Mishnaic Hebrew | |
---|---|
Hebrew: לשון חז"ל, romanized: Ləšon Ḥazal | |
Region | Judaea, Syria Palaestina |
Era | Developed from Biblical Hebrew in the 1st century CE; continued as Medieval Hebrew as an academic language after dying out as a spoken native language in the 4th century |
Early form | |
Hebrew alphabet | |
Language codes | |
ISO 639-3 | – |
Glottolog | None |
Mishnaic Hebrew (Hebrew: לשון חז"ל, romanized: Ləšon Ḥazal "Language of the Sages") is the Hebrew language of Talmudic texts. Mishnaic Hebrew can be sub-divided into Mishnaic Hebrew proper (also called Tannaitic Hebrew, Early Rabbinic Hebrew, or Mishnaic Hebrew I), which was a spoken language, and Amoraic Hebrew (also called Late Rabbinic Hebrew or Mishnaic Hebrew II), which was a literary language only.
The Mishnaic Hebrew language, or Early Rabbinic Hebrew language, is one of the direct ancient descendants of Biblical Hebrew as preserved after the Babylonian captivity, and definitively recorded by Jewish sages in writing the Mishnah and other contemporary documents.
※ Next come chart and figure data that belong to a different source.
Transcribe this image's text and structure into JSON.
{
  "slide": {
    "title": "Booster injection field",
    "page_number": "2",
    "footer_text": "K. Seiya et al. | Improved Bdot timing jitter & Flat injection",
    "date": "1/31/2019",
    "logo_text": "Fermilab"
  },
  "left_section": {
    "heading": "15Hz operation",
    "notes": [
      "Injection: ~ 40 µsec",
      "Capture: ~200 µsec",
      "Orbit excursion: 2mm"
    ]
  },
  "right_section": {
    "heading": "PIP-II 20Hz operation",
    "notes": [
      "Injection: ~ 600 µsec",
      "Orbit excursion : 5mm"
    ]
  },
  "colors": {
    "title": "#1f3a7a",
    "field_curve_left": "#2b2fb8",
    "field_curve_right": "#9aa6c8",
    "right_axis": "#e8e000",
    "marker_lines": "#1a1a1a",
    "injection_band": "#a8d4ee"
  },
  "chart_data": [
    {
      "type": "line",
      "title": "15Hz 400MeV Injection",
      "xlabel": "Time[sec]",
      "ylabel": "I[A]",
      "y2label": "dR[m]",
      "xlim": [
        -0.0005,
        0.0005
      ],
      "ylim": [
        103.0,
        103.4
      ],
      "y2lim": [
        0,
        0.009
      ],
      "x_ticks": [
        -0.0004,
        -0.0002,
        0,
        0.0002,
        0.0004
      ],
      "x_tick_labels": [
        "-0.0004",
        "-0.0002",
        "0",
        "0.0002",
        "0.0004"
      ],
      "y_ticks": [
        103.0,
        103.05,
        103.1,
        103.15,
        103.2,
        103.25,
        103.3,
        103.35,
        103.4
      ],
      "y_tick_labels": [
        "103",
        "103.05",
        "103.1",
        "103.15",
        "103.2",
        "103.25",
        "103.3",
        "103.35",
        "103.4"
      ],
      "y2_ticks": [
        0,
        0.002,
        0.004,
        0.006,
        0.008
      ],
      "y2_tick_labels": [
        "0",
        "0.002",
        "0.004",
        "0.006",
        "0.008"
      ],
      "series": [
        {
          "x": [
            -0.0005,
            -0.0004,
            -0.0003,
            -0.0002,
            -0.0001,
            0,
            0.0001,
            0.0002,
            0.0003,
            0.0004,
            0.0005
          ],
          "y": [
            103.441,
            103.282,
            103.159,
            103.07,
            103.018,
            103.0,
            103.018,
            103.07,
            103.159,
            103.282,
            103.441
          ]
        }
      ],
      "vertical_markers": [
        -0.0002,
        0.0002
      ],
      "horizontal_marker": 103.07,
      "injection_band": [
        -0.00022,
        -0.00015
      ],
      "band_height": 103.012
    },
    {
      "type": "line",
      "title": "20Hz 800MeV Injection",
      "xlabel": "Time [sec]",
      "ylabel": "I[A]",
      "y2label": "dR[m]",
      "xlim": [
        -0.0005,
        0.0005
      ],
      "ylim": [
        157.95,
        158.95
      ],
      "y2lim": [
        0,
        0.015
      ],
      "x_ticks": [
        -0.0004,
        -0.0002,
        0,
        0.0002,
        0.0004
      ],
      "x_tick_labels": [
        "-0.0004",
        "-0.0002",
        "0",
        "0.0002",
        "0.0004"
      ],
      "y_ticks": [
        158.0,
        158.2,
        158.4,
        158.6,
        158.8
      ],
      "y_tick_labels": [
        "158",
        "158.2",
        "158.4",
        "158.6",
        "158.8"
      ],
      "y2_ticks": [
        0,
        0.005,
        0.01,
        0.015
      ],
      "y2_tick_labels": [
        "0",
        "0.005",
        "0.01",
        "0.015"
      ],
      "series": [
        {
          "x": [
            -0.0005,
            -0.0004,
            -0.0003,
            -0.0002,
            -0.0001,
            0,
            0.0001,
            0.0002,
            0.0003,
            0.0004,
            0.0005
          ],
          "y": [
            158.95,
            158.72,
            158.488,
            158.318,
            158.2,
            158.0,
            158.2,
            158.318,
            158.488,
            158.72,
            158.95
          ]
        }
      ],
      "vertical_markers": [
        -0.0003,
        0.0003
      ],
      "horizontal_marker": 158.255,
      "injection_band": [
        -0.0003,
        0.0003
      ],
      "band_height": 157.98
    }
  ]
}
A transitional form of the language occurs in the other works of Tannaitic literature dating from the century beginning with the completion of the Mishnah. These include the halakhic midrashim (Sifra, Sifre, Mekhilta of Rabbi Ishmael etc.) and the expanded collection of Mishnah-related material known as the Tosefta. The Talmud contains excerpts from these works, as well as further Tannaitic material not attested elsewhere; the generic term for these passages is baraitot. The language of all these works is very similar to Mishnaic Hebrew.